I recently read Mark McBride's Five Years of Btrfs ( via ), which has a significant discussion of why McBride chose Btrfs over ZFS that boils down to ZFS not being very good at evolving your pool structure. You might doubt this judgment from a Btrfs user, so let me say as both a fan of ZFS and a long term user of it that this is unfortunately quite true; ZFS is not a good choice if you want to modify your pool disk layout significantly over time . ZFS works best if the only change in your pools that you do is replacing drives with bigger drives. Inour ZFS environment we go to quite some lengths to be able to expand pools incrementally over time, and while this works it both leaves us with unbalanced pools and means that we're basically forced to use mirroring instead of RAIDZ.
(An unbalanced pool is one where some vdevs and disks have much more data than others. This is less of an issue for us now that we're using SSDs instead of HDs.)

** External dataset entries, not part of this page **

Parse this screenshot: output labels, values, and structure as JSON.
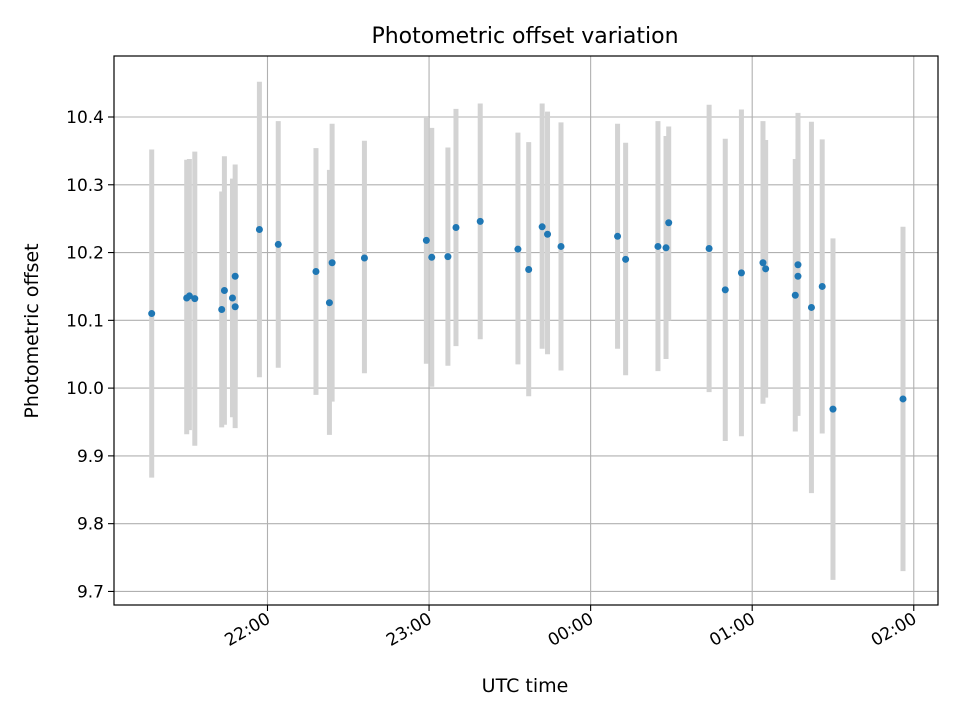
{
  "chart_data": {
    "type": "scatter",
    "title": "Photometric offset variation",
    "xlabel": "UTC time",
    "ylabel": "Photometric offset",
    "x_range": [
      "21:03",
      "02:09"
    ],
    "ylim": [
      9.68,
      10.49
    ],
    "x_ticks": [
      "22:00",
      "23:00",
      "00:00",
      "01:00",
      "02:00"
    ],
    "y_ticks": [
      9.7,
      9.8,
      9.9,
      10.0,
      10.1,
      10.2,
      10.3,
      10.4
    ],
    "grid": true,
    "colors": {
      "point": "#1f77b4",
      "errorbar": "#d3d3d3",
      "grid": "#b0b0b0"
    },
    "series": [
      {
        "points": [
          {
            "x": "21:17",
            "y": 10.11,
            "ylow": 9.868,
            "yhigh": 10.352
          },
          {
            "x": "21:30",
            "y": 10.133,
            "ylow": 9.932,
            "yhigh": 10.337
          },
          {
            "x": "21:31",
            "y": 10.136,
            "ylow": 9.938,
            "yhigh": 10.338
          },
          {
            "x": "21:33",
            "y": 10.132,
            "ylow": 9.915,
            "yhigh": 10.349
          },
          {
            "x": "21:43",
            "y": 10.116,
            "ylow": 9.942,
            "yhigh": 10.29
          },
          {
            "x": "21:44",
            "y": 10.144,
            "ylow": 9.946,
            "yhigh": 10.342
          },
          {
            "x": "21:47",
            "y": 10.133,
            "ylow": 9.957,
            "yhigh": 10.309
          },
          {
            "x": "21:48",
            "y": 10.12,
            "ylow": 9.941,
            "yhigh": 10.299
          },
          {
            "x": "21:48",
            "y": 10.165,
            "ylow": 10.0,
            "yhigh": 10.33
          },
          {
            "x": "21:57",
            "y": 10.234,
            "ylow": 10.016,
            "yhigh": 10.452
          },
          {
            "x": "22:04",
            "y": 10.212,
            "ylow": 10.03,
            "yhigh": 10.394
          },
          {
            "x": "22:18",
            "y": 10.172,
            "ylow": 9.99,
            "yhigh": 10.354
          },
          {
            "x": "22:23",
            "y": 10.126,
            "ylow": 9.931,
            "yhigh": 10.322
          },
          {
            "x": "22:24",
            "y": 10.185,
            "ylow": 9.98,
            "yhigh": 10.39
          },
          {
            "x": "22:36",
            "y": 10.192,
            "ylow": 10.022,
            "yhigh": 10.365
          },
          {
            "x": "22:59",
            "y": 10.218,
            "ylow": 10.036,
            "yhigh": 10.4
          },
          {
            "x": "23:01",
            "y": 10.193,
            "ylow": 10.002,
            "yhigh": 10.384
          },
          {
            "x": "23:07",
            "y": 10.194,
            "ylow": 10.033,
            "yhigh": 10.355
          },
          {
            "x": "23:10",
            "y": 10.237,
            "ylow": 10.062,
            "yhigh": 10.412
          },
          {
            "x": "23:19",
            "y": 10.246,
            "ylow": 10.072,
            "yhigh": 10.42
          },
          {
            "x": "23:33",
            "y": 10.205,
            "ylow": 10.035,
            "yhigh": 10.377
          },
          {
            "x": "23:37",
            "y": 10.175,
            "ylow": 9.988,
            "yhigh": 10.363
          },
          {
            "x": "23:42",
            "y": 10.238,
            "ylow": 10.058,
            "yhigh": 10.42
          },
          {
            "x": "23:44",
            "y": 10.227,
            "ylow": 10.05,
            "yhigh": 10.408
          },
          {
            "x": "23:49",
            "y": 10.209,
            "ylow": 10.026,
            "yhigh": 10.392
          },
          {
            "x": "00:10",
            "y": 10.224,
            "ylow": 10.058,
            "yhigh": 10.39
          },
          {
            "x": "00:13",
            "y": 10.19,
            "ylow": 10.019,
            "yhigh": 10.362
          },
          {
            "x": "00:25",
            "y": 10.209,
            "ylow": 10.025,
            "yhigh": 10.394
          },
          {
            "x": "00:28",
            "y": 10.207,
            "ylow": 10.043,
            "yhigh": 10.372
          },
          {
            "x": "00:29",
            "y": 10.244,
            "ylow": 10.1,
            "yhigh": 10.386
          },
          {
            "x": "00:44",
            "y": 10.206,
            "ylow": 9.994,
            "yhigh": 10.418
          },
          {
            "x": "00:50",
            "y": 10.145,
            "ylow": 9.922,
            "yhigh": 10.368
          },
          {
            "x": "00:56",
            "y": 10.17,
            "ylow": 9.929,
            "yhigh": 10.411
          },
          {
            "x": "01:04",
            "y": 10.185,
            "ylow": 9.977,
            "yhigh": 10.394
          },
          {
            "x": "01:05",
            "y": 10.176,
            "ylow": 9.986,
            "yhigh": 10.366
          },
          {
            "x": "01:16",
            "y": 10.137,
            "ylow": 9.936,
            "yhigh": 10.338
          },
          {
            "x": "01:17",
            "y": 10.165,
            "ylow": 9.962,
            "yhigh": 10.368
          },
          {
            "x": "01:17",
            "y": 10.182,
            "ylow": 9.959,
            "yhigh": 10.406
          },
          {
            "x": "01:22",
            "y": 10.119,
            "ylow": 9.845,
            "yhigh": 10.393
          },
          {
            "x": "01:26",
            "y": 10.15,
            "ylow": 9.933,
            "yhigh": 10.367
          },
          {
            "x": "01:30",
            "y": 9.969,
            "ylow": 9.717,
            "yhigh": 10.221
          },
          {
            "x": "01:56",
            "y": 9.984,
            "ylow": 9.73,
            "yhigh": 10.238
          }
        ]
      }
    ]
  }
}
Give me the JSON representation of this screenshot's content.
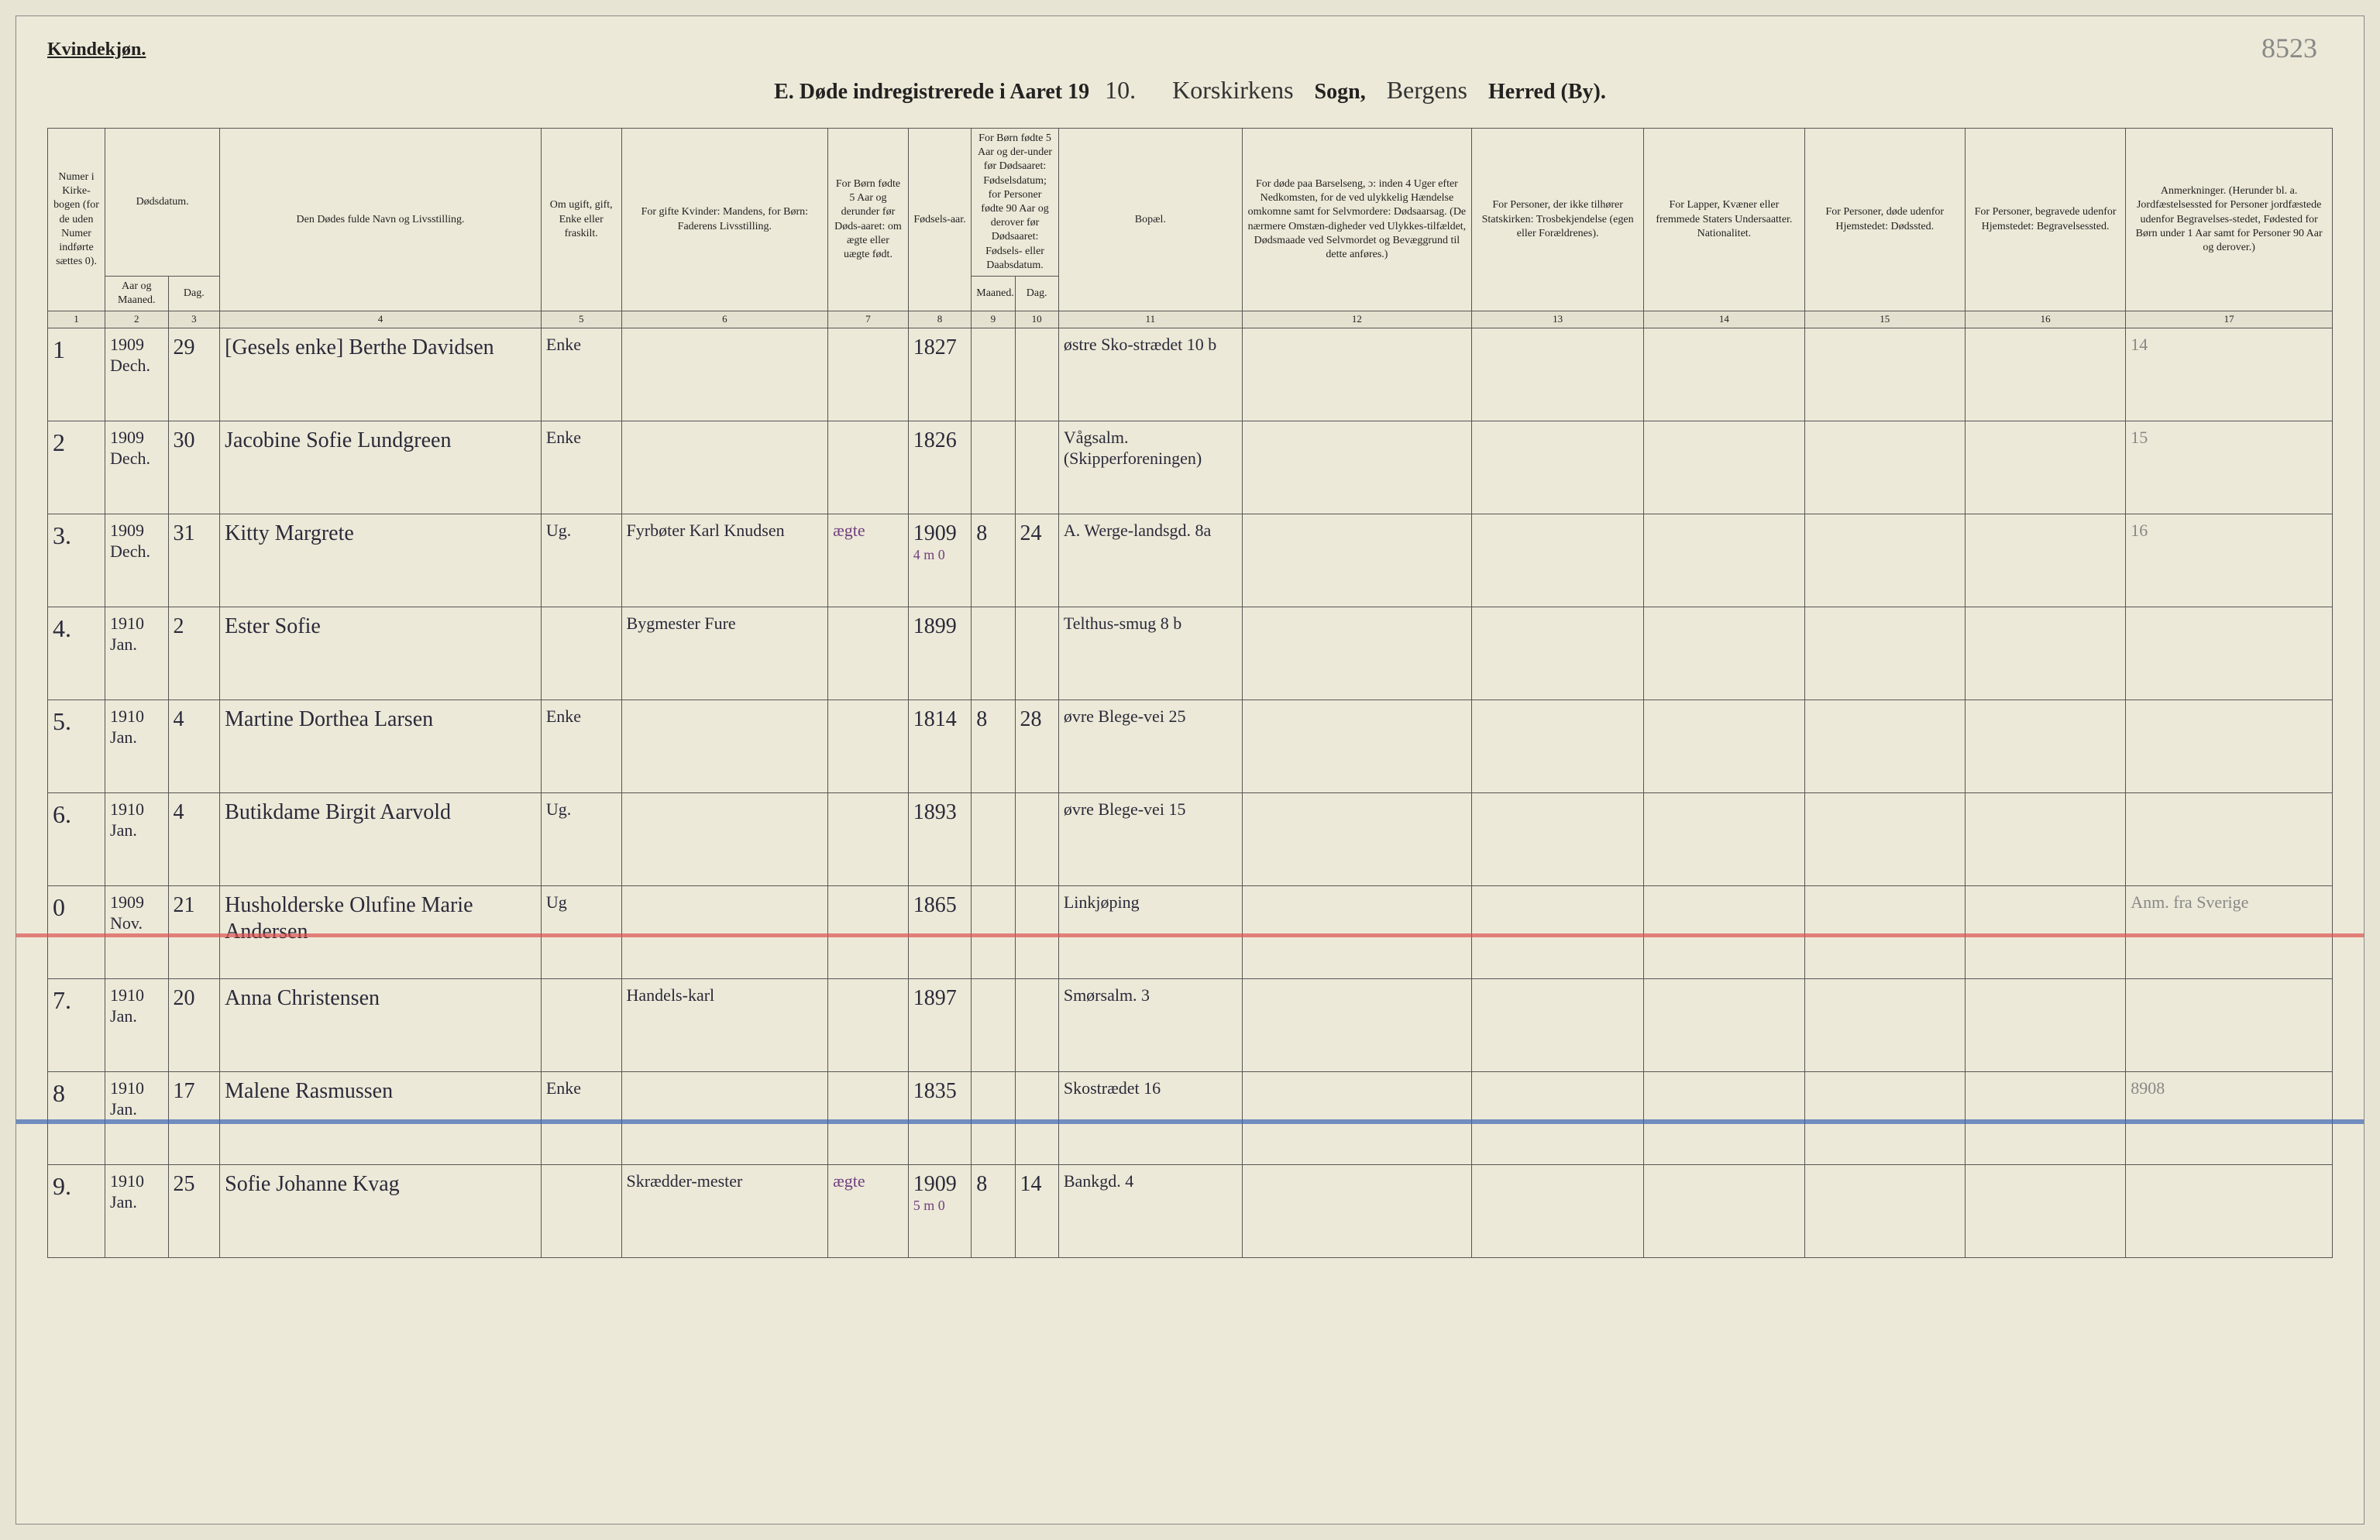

You might sensibly ask why ZFS is not good at this, despite being many years old (and people having had this issue with ZFS for a long time). One fundamental reason is that ZFS is philosophically and practically opposed to rewriting existing data on disk; once written, it wants everything to be completely immutable (apart from copying it to replacement disks, and more or less). But any sort of restructuring or re-balancing of a pool of storage (whether ZFS or Btrfs or whatever) necessarily involves shifting data around; data that used to live on this disk must be rewritten so that it now lives on that disk (and all of this has to be kept track of, directly or indirectly). It's rather difficult to have immutable data but mutable storage layouts.
(In the grand tradition of computer science we can sort of solve this problem with a layer of indirection, where the top layer stays immutable but the bottom layer mutates. This is awkward and doesn't entirely satisfy either side, and is in fact how ZFS's relatively new pool shrinking works .)
This is also the simpler approach for ZFS to take. Not having to support reshaping your storage requires less code and less design (for instance, you don't have to figure out how to reliably keep track of how far along a reshaping operation is). Less code also means less bugs, and bugs in reshaping operations can be catastrophic. Since ZFS was not designed to support any real sort of reshaping, adding it would be a lot of work (in both design and code) and raise a lot of questions, which is a good part of why no one has really tackled this for all of the years that ZFS has been around.
(The official party line of ZFS's design is more or less that you should get your storage right the first time around, or to put it another way, that ZFS was designed for locally attached storage where you start out with a fully configured system rather than incrementally expanding to full capacity over time.)
(This is an aspect of how ZFS is not a universal filesystem . Just as ZFS is not good for all workloads, it's not good for all patterns of growth and system evolution.)